Fear vs. Hope
by Mike Jette on Apr 24, 2020
Fear is a powerful emotion.
Our country and the world are awash in fear and anxiety as a result of the Coronavirus pandemic. The constant 24-hour news cycle and proliferation of social media have helped stoke fear that results in all kinds of unhelpful behavior … like the hoarding of toilet paper and emptying of grocery store shelves.
At the same time, it’s been good to see the country pulling together to stem the spread of the virus through social distancing … even if some of it is a result of fear. This strategy will eventually disarm the virus.
Hope can disarm fear’s power.
Hope envisions but does not depend on outcomes. The value of hope is fundamental and internal. Before he became President of Czechoslovakia, Václav Havel spoke of hope as he challenged the Czech people to risk a new dream: “Hope is a state of mind, not a state of the world. Either we have hope within us, or we don’t. It is a dimension of the soul; it is not essentially dependent upon some particular observation of the world . . . (Hope) is NOT the conviction that something will turn out well, but the certainty that something makes sense, regardless of how it turns out.”
Hope is not the same as optimism. Optimism requires a belief in progress – that things will in fact get better for me. Hope includes all the psychological advantages of optimism, but it is rooted in something deeper.
One day this bear market will end as they all do. But market volatility and economic uncertainty will always be with us. Know we will continue to work hard to help our clients accomplish their goals by improving and executing a dependable investment process that focuses on our best ideas and things we can control. Our prayer for all of us in these trying times is to choose not to be afraid and cultivate an attitude of hope in all circumstances … a hope born of a faith in God, and in America.

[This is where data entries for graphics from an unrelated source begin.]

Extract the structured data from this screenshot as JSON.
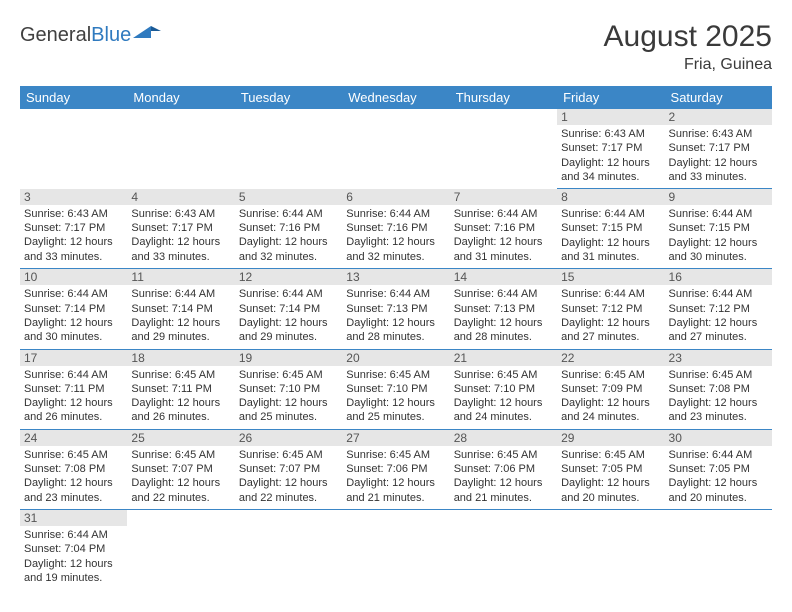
{
  "logo": {
    "text_a": "General",
    "text_b": "Blue"
  },
  "title": "August 2025",
  "location": "Fria, Guinea",
  "day_headers": [
    "Sunday",
    "Monday",
    "Tuesday",
    "Wednesday",
    "Thursday",
    "Friday",
    "Saturday"
  ],
  "colors": {
    "header_bg": "#3b86c6",
    "header_text": "#ffffff",
    "daynum_bg": "#e6e6e6",
    "cell_border": "#3b86c6",
    "logo_blue": "#2f7abf"
  },
  "weeks": [
    [
      null,
      null,
      null,
      null,
      null,
      {
        "n": "1",
        "sr": "6:43 AM",
        "ss": "7:17 PM",
        "dl": "12 hours and 34 minutes."
      },
      {
        "n": "2",
        "sr": "6:43 AM",
        "ss": "7:17 PM",
        "dl": "12 hours and 33 minutes."
      }
    ],
    [
      {
        "n": "3",
        "sr": "6:43 AM",
        "ss": "7:17 PM",
        "dl": "12 hours and 33 minutes."
      },
      {
        "n": "4",
        "sr": "6:43 AM",
        "ss": "7:17 PM",
        "dl": "12 hours and 33 minutes."
      },
      {
        "n": "5",
        "sr": "6:44 AM",
        "ss": "7:16 PM",
        "dl": "12 hours and 32 minutes."
      },
      {
        "n": "6",
        "sr": "6:44 AM",
        "ss": "7:16 PM",
        "dl": "12 hours and 32 minutes."
      },
      {
        "n": "7",
        "sr": "6:44 AM",
        "ss": "7:16 PM",
        "dl": "12 hours and 31 minutes."
      },
      {
        "n": "8",
        "sr": "6:44 AM",
        "ss": "7:15 PM",
        "dl": "12 hours and 31 minutes."
      },
      {
        "n": "9",
        "sr": "6:44 AM",
        "ss": "7:15 PM",
        "dl": "12 hours and 30 minutes."
      }
    ],
    [
      {
        "n": "10",
        "sr": "6:44 AM",
        "ss": "7:14 PM",
        "dl": "12 hours and 30 minutes."
      },
      {
        "n": "11",
        "sr": "6:44 AM",
        "ss": "7:14 PM",
        "dl": "12 hours and 29 minutes."
      },
      {
        "n": "12",
        "sr": "6:44 AM",
        "ss": "7:14 PM",
        "dl": "12 hours and 29 minutes."
      },
      {
        "n": "13",
        "sr": "6:44 AM",
        "ss": "7:13 PM",
        "dl": "12 hours and 28 minutes."
      },
      {
        "n": "14",
        "sr": "6:44 AM",
        "ss": "7:13 PM",
        "dl": "12 hours and 28 minutes."
      },
      {
        "n": "15",
        "sr": "6:44 AM",
        "ss": "7:12 PM",
        "dl": "12 hours and 27 minutes."
      },
      {
        "n": "16",
        "sr": "6:44 AM",
        "ss": "7:12 PM",
        "dl": "12 hours and 27 minutes."
      }
    ],
    [
      {
        "n": "17",
        "sr": "6:44 AM",
        "ss": "7:11 PM",
        "dl": "12 hours and 26 minutes."
      },
      {
        "n": "18",
        "sr": "6:45 AM",
        "ss": "7:11 PM",
        "dl": "12 hours and 26 minutes."
      },
      {
        "n": "19",
        "sr": "6:45 AM",
        "ss": "7:10 PM",
        "dl": "12 hours and 25 minutes."
      },
      {
        "n": "20",
        "sr": "6:45 AM",
        "ss": "7:10 PM",
        "dl": "12 hours and 25 minutes."
      },
      {
        "n": "21",
        "sr": "6:45 AM",
        "ss": "7:10 PM",
        "dl": "12 hours and 24 minutes."
      },
      {
        "n": "22",
        "sr": "6:45 AM",
        "ss": "7:09 PM",
        "dl": "12 hours and 24 minutes."
      },
      {
        "n": "23",
        "sr": "6:45 AM",
        "ss": "7:08 PM",
        "dl": "12 hours and 23 minutes."
      }
    ],
    [
      {
        "n": "24",
        "sr": "6:45 AM",
        "ss": "7:08 PM",
        "dl": "12 hours and 23 minutes."
      },
      {
        "n": "25",
        "sr": "6:45 AM",
        "ss": "7:07 PM",
        "dl": "12 hours and 22 minutes."
      },
      {
        "n": "26",
        "sr": "6:45 AM",
        "ss": "7:07 PM",
        "dl": "12 hours and 22 minutes."
      },
      {
        "n": "27",
        "sr": "6:45 AM",
        "ss": "7:06 PM",
        "dl": "12 hours and 21 minutes."
      },
      {
        "n": "28",
        "sr": "6:45 AM",
        "ss": "7:06 PM",
        "dl": "12 hours and 21 minutes."
      },
      {
        "n": "29",
        "sr": "6:45 AM",
        "ss": "7:05 PM",
        "dl": "12 hours and 20 minutes."
      },
      {
        "n": "30",
        "sr": "6:44 AM",
        "ss": "7:05 PM",
        "dl": "12 hours and 20 minutes."
      }
    ],
    [
      {
        "n": "31",
        "sr": "6:44 AM",
        "ss": "7:04 PM",
        "dl": "12 hours and 19 minutes."
      },
      null,
      null,
      null,
      null,
      null,
      null
    ]
  ],
  "labels": {
    "sunrise": "Sunrise:",
    "sunset": "Sunset:",
    "daylight": "Daylight:"
  }
}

And speaking of prayer, a dear client shared a prayer with us that is too good not to pass along:
Prayer for a Pandemic
May we who are merely inconvenienced
remember those whose lives are at stake.
May we who have no risk factors
remember those most vulnerable.
May we who have the luxury of working from home
remember those who must choose between preserving their health or making their rent.
May we who have the flexibility to care for our children when their schools close
remember those that who have no options.
May we who have to cancel our trips
remember those who have no safe place to go.
May we who are losing our margin money in the tumult of the economic market
remember those who have no margin at all.
May we who settle in for a quarantine at home
remember those who have no home.
As fear grips our country, let us choose love.
During this time when we cannot physically wrap our arms around each other,
Let us yet find ways to be the loving embrace of God to our neighbors.